Press "Enter" to skip to content

Aquecimento global ainda não chegou nos tribunais

O tema do aquecimento global e das mudanças climáticas ainda não chegou nos tribunais do Brasil, identificou estudo de pesquisadores da PUC Paraná e da Universidade Federal de Santa Catarina.

O estudo avaliou como o poder judiciário brasileiro tem se posicionado em relação à Política Nacional sobre Mudanças Climáticas, aprovada em forma de lei – Lei n.º 12.187 – no ano de 2009. A Política Nacional ratificou o compromisso do país no âmbito dos acordos internacionais das mudanças climáticas.

Além disso, estabeleceu como meta a redução – entre cerca 36% e 40% – das emissões de gases de efeito estufa do país metas até 2020. O Plano inclui planos setoriais de mitigação e de adaptação às mudanças climáticas e o combate ao desmatamento nos biomas nacionais.

A atividade responsável pela maior parte das emissões de gases de efeito estufa no Brasil é a mudança no uso da terra. Particularmente, o desmatamento desenfreado e a realização de queimadas nos biomas da Amazônia e do Cerrado.

Os pesquisadores buscaram verificar se as práticas de uso insustentável do solo tem sido alvo de ações judiciais no país. E se os esforços para limitar o aquecimento global passaram a ser objeto de apreciação dos tribunais.

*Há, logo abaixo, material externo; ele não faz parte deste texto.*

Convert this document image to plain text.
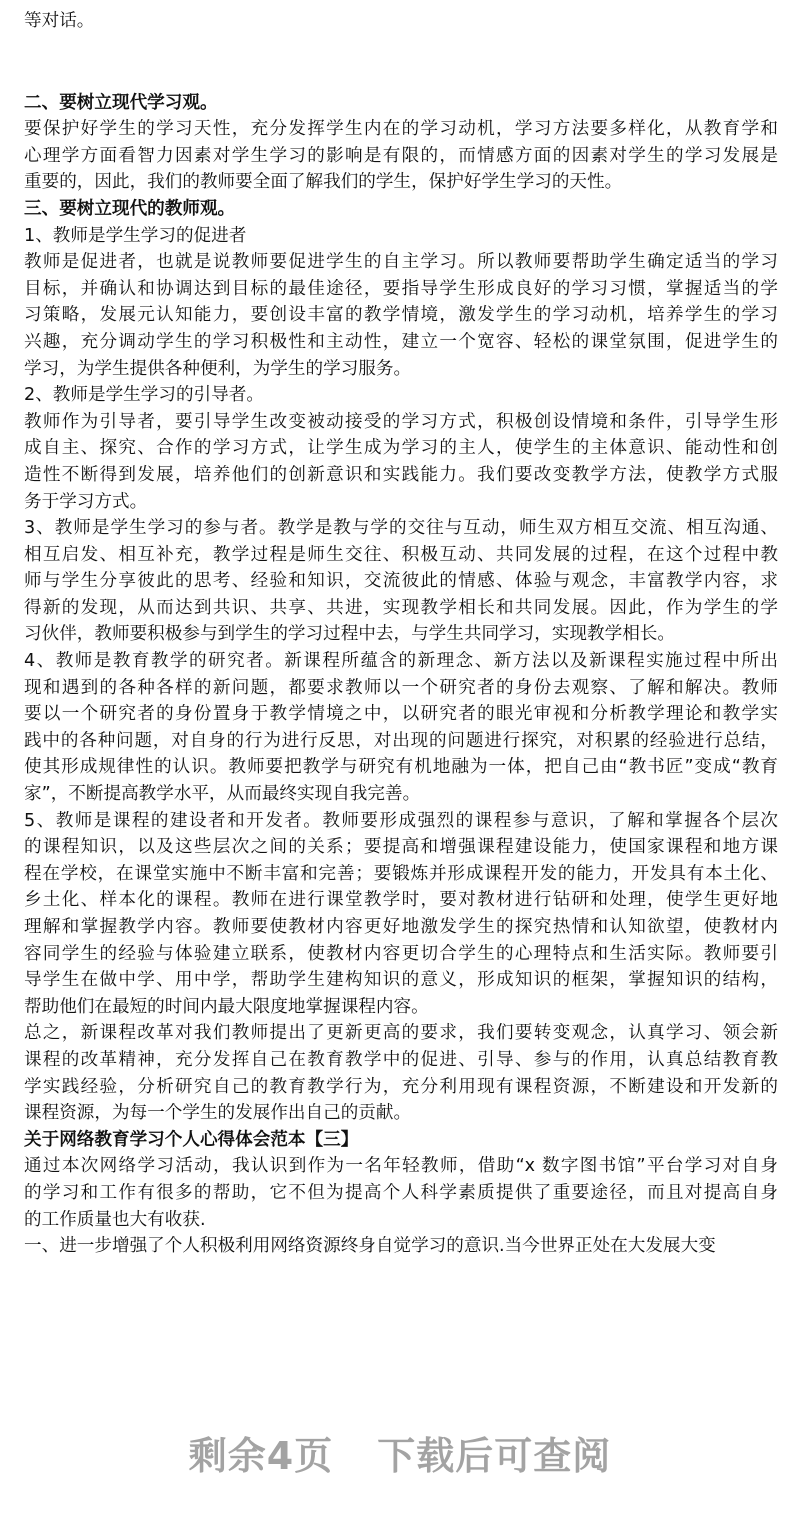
等对话。
二、要树立现代学习观。
要保护好学生的学习天性，充分发挥学生内在的学习动机，学习方法要多样化，从教育学和
心理学方面看智力因素对学生学习的影响是有限的，而情感方面的因素对学生的学习发展是
重要的，因此，我们的教师要全面了解我们的学生，保护好学生学习的天性。
三、要树立现代的教师观。
1、教师是学生学习的促进者
教师是促进者，也就是说教师要促进学生的自主学习。所以教师要帮助学生确定适当的学习
目标，并确认和协调达到目标的最佳途径，要指导学生形成良好的学习习惯，掌握适当的学
习策略，发展元认知能力，要创设丰富的教学情境，激发学生的学习动机，培养学生的学习
兴趣，充分调动学生的学习积极性和主动性，建立一个宽容、轻松的课堂氛围，促进学生的
学习，为学生提供各种便利，为学生的学习服务。
2、教师是学生学习的引导者。
教师作为引导者，要引导学生改变被动接受的学习方式，积极创设情境和条件，引导学生形
成自主、探究、合作的学习方式，让学生成为学习的主人，使学生的主体意识、能动性和创
造性不断得到发展，培养他们的创新意识和实践能力。我们要改变教学方法，使教学方式服
务于学习方式。
3、教师是学生学习的参与者。教学是教与学的交往与互动，师生双方相互交流、相互沟通、
相互启发、相互补充，教学过程是师生交往、积极互动、共同发展的过程，在这个过程中教
师与学生分享彼此的思考、经验和知识，交流彼此的情感、体验与观念，丰富教学内容，求
得新的发现，从而达到共识、共享、共进，实现教学相长和共同发展。因此，作为学生的学
习伙伴，教师要积极参与到学生的学习过程中去，与学生共同学习，实现教学相长。
4、教师是教育教学的研究者。新课程所蕴含的新理念、新方法以及新课程实施过程中所出
现和遇到的各种各样的新问题，都要求教师以一个研究者的身份去观察、了解和解决。教师
要以一个研究者的身份置身于教学情境之中，以研究者的眼光审视和分析教学理论和教学实
践中的各种问题，对自身的行为进行反思，对出现的问题进行探究，对积累的经验进行总结，
使其形成规律性的认识。教师要把教学与研究有机地融为一体，把自己由“教书匠”变成“教育
家”，不断提高教学水平，从而最终实现自我完善。
5、教师是课程的建设者和开发者。教师要形成强烈的课程参与意识，了解和掌握各个层次
的课程知识，以及这些层次之间的关系；要提高和增强课程建设能力，使国家课程和地方课
程在学校，在课堂实施中不断丰富和完善；要锻炼并形成课程开发的能力，开发具有本土化、
乡土化、样本化的课程。教师在进行课堂教学时，要对教材进行钻研和处理，使学生更好地
理解和掌握教学内容。教师要使教材内容更好地激发学生的探究热情和认知欲望，使教材内
容同学生的经验与体验建立联系，使教材内容更切合学生的心理特点和生活实际。教师要引
导学生在做中学、用中学，帮助学生建构知识的意义，形成知识的框架，掌握知识的结构，
帮助他们在最短的时间内最大限度地掌握课程内容。
总之，新课程改革对我们教师提出了更新更高的要求，我们要转变观念，认真学习、领会新
课程的改革精神，充分发挥自己在教育教学中的促进、引导、参与的作用，认真总结教育教
学实践经验，分析研究自己的教育教学行为，充分利用现有课程资源，不断建设和开发新的
课程资源，为每一个学生的发展作出自己的贡献。
关于网络教育学习个人心得体会范本【三】
通过本次网络学习活动，我认识到作为一名年轻教师，借助“x 数字图书馆”平台学习对自身
的学习和工作有很多的帮助，它不但为提高个人科学素质提供了重要途径，而且对提高自身
的工作质量也大有收获.
一、进一步增强了个人积极利用网络资源终身自觉学习的意识.当今世界正处在大发展大变
剩余4页 下载后可查阅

O estudo se baseou em um levantamento do repositório do Superior Tribunal de Justiça e dos estados nos quais se situam os biomas da Amazônia e do Cerrado. Foram analisadas as decisões promulgadas depois da publicação do Plano Nacional de Mudanças Climáticas, identificando-se aquelas que utilizavam termos e expressões relacionados ao tema do aquecimento global e das mudanças climáticas.

Não havia qualquer menção à política climática brasileira nos tribunais superiores localizados nos biomas da Amazônia e do Cerrado. Nenhum indício foi identificado que mostrasse uma atuação da corte superior do país no combate ao aquecimento global.

Todavia, os pesquisadores ressaltaram que o resultado pode ser afetado pela grande morosidade da justiça brasileira. Estima-se que o tempo médio de tramitação de demandas na primeira e segunda instâncias seja em torno de 5 anos.

Para o processo transitar em julgado no Superior Tribunal de Justiça, outros 3 anos devem ser adicionados. Ou seja, demora 8 anos para uma ação receber julgamento na corte superior do país. Dessa foram, talvez não tenha transcorrido tempo suficiente.

No bioma Amazônia, identificou-se 8 decisões do STJ em que apareciam termos e expressões ligados às mudanças climáticas. Mas se restringiam apenas a uma questão de terminologia, pontuando a relevância no contexto atual.

Em nenhum dos Tribunais de Justiça dos noves estados pertencentes à Amazônia Legal ocorreu menção que ligasse o desmatamento às mudanças climáticas. O tema era sempre apresentado de modo pontual e sem quaisquer aprofundamentos.

No bioma Cerrado, identificou um Informativo de Jurisprudência do STJ indicando que as mudanças climáticas justificam uma interpretação mais restritiva das normas sobre queimadas. E também um Acórdão no qual se faz referência à emissão de dióxido de carbono – CO2 – quando da queima de canaviais.

Dos Tribunais de Justiça dos 14 estados do bioma Cerrado, o estudo observou que apenas o de São Paulo considerou a questão climática para fundamentar suas decisões.

A excepcionalidade teria origem na existência de legislação estadual paulista específica sobre as mudanças climáticas. Outra contribuição teria sido mudanças na estrutura do TJ-SP, através da criação de uma câmara de meio ambiente.

Um total de 19 Acórdãos do TJ-SP relacionam a queima da palha da cana-de-açúcar com as mudanças climáticas, inclusive citando as políticas existentes. Outras sentenças também incluíram o tema ou as políticas climáticas nos julgados.

A partir do levantamento realizado, o estudo concluiu que ainda é incipiente a discussão das mudanças climáticas e do desmatamento nas decisões judiciais brasileiras. Em geral, a referência ao tema tem sido generalista, sem refletir sobre as implicação para com as demandas específicas em julgamento.

É preciso aprimorar a atuação do poder judiciário no Brasil. Em especial frente à urgência da preservação dos biomas em face das mudanças climáticas.

Mais informações: Serraglio, D.A., Ferreira, H.S. and Mendes, R.L.M., A ATUAÇÃO DO PODER JUDICIÁRIO BRASILEIRO NOS BIOMAS AMAZÔNIA E CERRADO VISANDO COMBATER O AQUECIMENTO GLOBALRevista da Faculdade de Direito da UFG42(2), pp.11-47.